KEEPING SCORE: The Dow Jones industrial average rose 38 points, or 0.2 percent, to 20,589 as of 10:06 a.m. Eastern Time. The Standard & Poor’s 500 index added 3 points, or 0.2 percent, to 2,345. The Nasdaq composite index gained 4 points, or 0.1 percent, to 5,844. The Dow has fallen for eight days in a row, its longest losing streak in more than five years.

TASTY RESULTS: Darden Restaurants jumped 7.5 percent after the owner of Olive Garden reported strong quarterly results and said it will buy the Cheddar’s Scratch Kitchen chain for $780 million. Cheddar has 165 locations in 28 states. Darden shares rose $5.56 to $81.14.
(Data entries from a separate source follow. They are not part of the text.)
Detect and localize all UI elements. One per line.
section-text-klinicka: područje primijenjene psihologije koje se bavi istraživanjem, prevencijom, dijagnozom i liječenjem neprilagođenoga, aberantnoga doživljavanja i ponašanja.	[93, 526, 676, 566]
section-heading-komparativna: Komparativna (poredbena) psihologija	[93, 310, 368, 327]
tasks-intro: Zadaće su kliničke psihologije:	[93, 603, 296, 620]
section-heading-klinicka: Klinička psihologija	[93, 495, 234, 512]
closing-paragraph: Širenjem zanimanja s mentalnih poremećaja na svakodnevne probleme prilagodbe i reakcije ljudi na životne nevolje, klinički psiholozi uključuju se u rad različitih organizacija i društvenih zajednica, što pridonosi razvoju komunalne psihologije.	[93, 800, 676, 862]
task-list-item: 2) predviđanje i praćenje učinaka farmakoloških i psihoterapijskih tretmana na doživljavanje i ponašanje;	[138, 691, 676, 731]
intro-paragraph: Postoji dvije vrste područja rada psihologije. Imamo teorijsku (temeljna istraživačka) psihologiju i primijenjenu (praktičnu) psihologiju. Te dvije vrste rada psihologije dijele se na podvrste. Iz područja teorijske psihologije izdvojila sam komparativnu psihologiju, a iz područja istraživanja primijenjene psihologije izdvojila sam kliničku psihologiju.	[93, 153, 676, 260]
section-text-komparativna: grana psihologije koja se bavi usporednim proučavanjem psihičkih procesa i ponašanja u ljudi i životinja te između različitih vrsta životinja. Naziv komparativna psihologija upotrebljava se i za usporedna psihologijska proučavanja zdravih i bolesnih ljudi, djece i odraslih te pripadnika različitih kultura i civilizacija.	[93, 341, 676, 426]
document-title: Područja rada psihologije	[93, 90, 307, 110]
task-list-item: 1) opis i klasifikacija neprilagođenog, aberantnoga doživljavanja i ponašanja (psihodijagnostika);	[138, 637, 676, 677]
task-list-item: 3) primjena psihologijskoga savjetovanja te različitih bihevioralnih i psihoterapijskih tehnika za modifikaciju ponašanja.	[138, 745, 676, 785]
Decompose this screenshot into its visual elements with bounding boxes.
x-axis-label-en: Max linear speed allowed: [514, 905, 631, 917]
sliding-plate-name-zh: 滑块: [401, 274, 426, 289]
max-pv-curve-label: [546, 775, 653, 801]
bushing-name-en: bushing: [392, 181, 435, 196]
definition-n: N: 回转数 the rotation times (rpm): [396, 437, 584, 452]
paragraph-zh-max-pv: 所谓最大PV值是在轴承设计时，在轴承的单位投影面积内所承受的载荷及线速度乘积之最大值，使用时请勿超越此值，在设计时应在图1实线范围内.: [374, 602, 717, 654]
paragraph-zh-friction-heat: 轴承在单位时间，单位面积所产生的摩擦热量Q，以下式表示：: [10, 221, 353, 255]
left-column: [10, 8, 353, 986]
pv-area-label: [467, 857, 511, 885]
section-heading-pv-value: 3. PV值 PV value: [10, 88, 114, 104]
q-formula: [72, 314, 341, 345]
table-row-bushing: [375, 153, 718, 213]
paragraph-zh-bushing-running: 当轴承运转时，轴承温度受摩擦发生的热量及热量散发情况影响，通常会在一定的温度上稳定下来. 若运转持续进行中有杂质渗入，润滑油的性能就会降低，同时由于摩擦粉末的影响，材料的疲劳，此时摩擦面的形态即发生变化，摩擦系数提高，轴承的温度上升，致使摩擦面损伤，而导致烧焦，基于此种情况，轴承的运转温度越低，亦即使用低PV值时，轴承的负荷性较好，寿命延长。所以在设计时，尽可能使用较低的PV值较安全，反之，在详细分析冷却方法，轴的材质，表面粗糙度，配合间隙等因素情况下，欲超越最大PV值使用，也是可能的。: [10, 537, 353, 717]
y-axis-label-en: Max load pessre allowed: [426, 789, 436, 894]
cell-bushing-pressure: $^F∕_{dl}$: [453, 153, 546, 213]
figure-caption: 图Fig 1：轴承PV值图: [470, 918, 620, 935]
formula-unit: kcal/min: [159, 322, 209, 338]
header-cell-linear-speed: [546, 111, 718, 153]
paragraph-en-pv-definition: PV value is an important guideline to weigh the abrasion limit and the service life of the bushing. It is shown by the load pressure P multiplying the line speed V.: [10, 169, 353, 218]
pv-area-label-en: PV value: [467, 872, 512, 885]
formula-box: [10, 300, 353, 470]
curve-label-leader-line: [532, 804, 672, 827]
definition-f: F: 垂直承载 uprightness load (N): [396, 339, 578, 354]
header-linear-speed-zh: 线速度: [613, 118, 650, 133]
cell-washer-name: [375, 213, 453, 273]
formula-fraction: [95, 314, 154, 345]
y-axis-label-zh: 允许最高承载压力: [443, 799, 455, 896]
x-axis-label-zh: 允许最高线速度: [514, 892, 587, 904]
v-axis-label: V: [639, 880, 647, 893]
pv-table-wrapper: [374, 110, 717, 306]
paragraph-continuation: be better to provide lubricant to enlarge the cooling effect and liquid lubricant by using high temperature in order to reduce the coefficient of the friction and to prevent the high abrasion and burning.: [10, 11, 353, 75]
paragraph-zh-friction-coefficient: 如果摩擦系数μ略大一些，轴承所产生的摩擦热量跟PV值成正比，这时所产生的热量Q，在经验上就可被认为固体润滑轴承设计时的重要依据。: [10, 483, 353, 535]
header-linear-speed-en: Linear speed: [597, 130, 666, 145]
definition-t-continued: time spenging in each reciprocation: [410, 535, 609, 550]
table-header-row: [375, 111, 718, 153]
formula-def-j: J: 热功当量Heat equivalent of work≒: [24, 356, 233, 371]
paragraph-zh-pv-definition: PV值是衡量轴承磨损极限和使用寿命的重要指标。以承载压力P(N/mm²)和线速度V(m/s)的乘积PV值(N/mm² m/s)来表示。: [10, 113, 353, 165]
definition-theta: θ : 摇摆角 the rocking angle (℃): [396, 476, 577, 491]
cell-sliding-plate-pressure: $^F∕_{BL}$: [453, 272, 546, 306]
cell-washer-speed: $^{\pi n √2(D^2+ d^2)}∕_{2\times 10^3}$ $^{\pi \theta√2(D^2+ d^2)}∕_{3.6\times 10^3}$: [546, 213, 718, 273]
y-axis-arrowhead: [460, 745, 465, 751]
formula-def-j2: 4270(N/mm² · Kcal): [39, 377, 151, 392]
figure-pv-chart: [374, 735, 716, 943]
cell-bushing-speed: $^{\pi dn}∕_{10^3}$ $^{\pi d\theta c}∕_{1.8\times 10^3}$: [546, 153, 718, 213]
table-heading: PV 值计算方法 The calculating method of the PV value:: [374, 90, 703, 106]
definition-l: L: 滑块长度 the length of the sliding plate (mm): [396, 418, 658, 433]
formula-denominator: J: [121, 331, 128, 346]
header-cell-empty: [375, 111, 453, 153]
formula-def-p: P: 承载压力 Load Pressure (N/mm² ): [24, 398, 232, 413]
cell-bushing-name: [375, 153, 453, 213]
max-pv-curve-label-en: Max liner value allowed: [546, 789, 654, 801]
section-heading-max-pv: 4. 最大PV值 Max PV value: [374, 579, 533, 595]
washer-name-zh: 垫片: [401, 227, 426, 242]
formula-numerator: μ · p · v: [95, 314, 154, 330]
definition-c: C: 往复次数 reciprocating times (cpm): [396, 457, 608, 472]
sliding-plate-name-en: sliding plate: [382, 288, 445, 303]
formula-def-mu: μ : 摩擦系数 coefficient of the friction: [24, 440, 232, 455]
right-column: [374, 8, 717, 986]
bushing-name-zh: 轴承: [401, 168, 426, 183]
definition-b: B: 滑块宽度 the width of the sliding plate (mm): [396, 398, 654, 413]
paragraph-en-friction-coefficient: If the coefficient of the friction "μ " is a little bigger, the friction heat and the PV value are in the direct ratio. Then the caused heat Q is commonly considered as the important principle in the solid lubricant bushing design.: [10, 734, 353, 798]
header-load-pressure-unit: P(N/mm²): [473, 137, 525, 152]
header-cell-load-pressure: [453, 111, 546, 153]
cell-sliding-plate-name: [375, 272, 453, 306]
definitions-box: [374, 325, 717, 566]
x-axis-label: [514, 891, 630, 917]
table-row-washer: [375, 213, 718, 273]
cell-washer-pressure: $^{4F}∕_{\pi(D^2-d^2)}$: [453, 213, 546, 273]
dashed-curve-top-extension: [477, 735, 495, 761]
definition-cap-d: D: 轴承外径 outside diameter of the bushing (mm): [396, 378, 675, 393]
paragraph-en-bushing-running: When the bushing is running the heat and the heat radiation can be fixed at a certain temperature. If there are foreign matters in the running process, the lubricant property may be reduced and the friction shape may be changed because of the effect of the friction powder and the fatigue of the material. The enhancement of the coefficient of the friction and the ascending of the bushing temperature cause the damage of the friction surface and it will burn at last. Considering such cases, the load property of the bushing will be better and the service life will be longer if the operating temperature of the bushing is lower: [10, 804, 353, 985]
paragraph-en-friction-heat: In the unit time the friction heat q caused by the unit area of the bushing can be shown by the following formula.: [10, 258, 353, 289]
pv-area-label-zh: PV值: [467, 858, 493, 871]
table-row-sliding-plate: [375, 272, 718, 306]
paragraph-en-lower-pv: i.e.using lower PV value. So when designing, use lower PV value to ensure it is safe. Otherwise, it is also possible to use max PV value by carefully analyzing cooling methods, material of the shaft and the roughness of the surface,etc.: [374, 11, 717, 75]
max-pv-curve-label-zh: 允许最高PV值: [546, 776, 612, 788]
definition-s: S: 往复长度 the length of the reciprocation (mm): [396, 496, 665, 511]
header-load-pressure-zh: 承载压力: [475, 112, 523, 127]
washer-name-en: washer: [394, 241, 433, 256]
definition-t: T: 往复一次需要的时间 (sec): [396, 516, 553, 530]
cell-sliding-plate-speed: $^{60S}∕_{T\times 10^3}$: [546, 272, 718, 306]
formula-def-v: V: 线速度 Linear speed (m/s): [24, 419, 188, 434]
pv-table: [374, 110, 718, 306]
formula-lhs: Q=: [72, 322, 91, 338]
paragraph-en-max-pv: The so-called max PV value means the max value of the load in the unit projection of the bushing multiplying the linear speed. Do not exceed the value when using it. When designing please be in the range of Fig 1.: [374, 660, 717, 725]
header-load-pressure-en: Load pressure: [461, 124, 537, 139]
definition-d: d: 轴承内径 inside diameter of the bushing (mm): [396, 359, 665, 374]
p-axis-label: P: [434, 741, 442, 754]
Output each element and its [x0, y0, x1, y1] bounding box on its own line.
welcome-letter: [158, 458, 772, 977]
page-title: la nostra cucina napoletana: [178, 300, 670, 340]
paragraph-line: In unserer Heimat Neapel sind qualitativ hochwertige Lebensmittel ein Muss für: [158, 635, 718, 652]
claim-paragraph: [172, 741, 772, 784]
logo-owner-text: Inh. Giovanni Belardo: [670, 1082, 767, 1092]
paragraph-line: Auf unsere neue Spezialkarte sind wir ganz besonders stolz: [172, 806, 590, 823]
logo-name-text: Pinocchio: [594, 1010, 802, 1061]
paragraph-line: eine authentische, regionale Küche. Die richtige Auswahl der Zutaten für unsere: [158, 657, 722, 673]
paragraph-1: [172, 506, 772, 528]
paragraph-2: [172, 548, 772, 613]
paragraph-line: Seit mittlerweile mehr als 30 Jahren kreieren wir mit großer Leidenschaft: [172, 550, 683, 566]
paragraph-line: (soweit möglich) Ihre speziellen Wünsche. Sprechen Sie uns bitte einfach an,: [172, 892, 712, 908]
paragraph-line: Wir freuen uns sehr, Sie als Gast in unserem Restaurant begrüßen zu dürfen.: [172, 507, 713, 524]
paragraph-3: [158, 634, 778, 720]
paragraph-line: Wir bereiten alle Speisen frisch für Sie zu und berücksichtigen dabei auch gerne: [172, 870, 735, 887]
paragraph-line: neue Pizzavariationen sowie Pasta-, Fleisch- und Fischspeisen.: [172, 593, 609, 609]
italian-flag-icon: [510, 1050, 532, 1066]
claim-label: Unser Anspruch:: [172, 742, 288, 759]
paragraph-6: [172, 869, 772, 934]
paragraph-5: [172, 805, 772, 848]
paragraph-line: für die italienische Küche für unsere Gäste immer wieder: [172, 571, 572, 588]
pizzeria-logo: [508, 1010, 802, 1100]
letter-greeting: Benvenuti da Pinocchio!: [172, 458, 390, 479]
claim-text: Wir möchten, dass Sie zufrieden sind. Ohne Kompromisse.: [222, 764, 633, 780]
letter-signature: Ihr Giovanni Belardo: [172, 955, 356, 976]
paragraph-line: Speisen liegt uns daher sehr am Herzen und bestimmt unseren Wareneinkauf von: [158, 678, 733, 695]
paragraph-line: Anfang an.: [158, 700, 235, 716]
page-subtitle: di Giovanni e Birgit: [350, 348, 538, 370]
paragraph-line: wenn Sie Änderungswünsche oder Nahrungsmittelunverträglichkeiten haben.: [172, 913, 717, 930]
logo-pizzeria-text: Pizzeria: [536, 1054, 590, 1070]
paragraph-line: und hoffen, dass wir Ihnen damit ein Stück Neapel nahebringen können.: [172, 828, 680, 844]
STRONG QUARTER: Red Hat climbed 6.6 percent after the open-source software company reported strong sales and solid guidance for the current quarter. The stock added $5.17 to $87.37.

SMOOTH SAILING: Carnival rose 1.1 percent after the cruise line operator served up solid first-quarter results and a better-than-expected estimate for the second quarter. The stock, which closed at an all-time high on Monday, gained 59 cents to $59.46.

HOME PRICES: The Standard & Poor’s CoreLogic Case-Shiller home price index showed that home prices rose at the fastest pace in more than two years in January. Mortgage rates are rising but that’s not expected to affect home sales yet because hiring is still strong, rates are low and there aren’t a lot of homes on the market.

MARKETS OVERSEAS: In Europe, Germany’s DAX was up 0.6 percent, while France’s CAC 40 was flat. The FTSE 100 index of leading British shares was up 0.1 percent. Investors, particularly in U.K.-related assets, will have more to chew on Wednesday when the British government finally triggers the two-year process by which it leaves the European Union. In Asia, Tokyo’s Nikkei 225 gained 1.1 percent. Hong Kong’s Hang Seng added 0.5 percent. Seoul’s Kospi rose 0.3 percent.

ENERGY: Benchmark U.S. crude rose 50 cents, or 1.1 percent, at $48.24 per barrel in New York. Brent crude, used to price international oils, climbed 52 cents, or 1 percent, to $51.42 a barrel in London.

CURRENCIES: The euro fell to $1.0862 from $1.0868, while the dollar fell to 110.42 yen from 110.57 yen.

TREASURY YIELDS: Bond prices edged higher. The 10-year Treasury yield fell to 2.37 percent from 2.38 percent.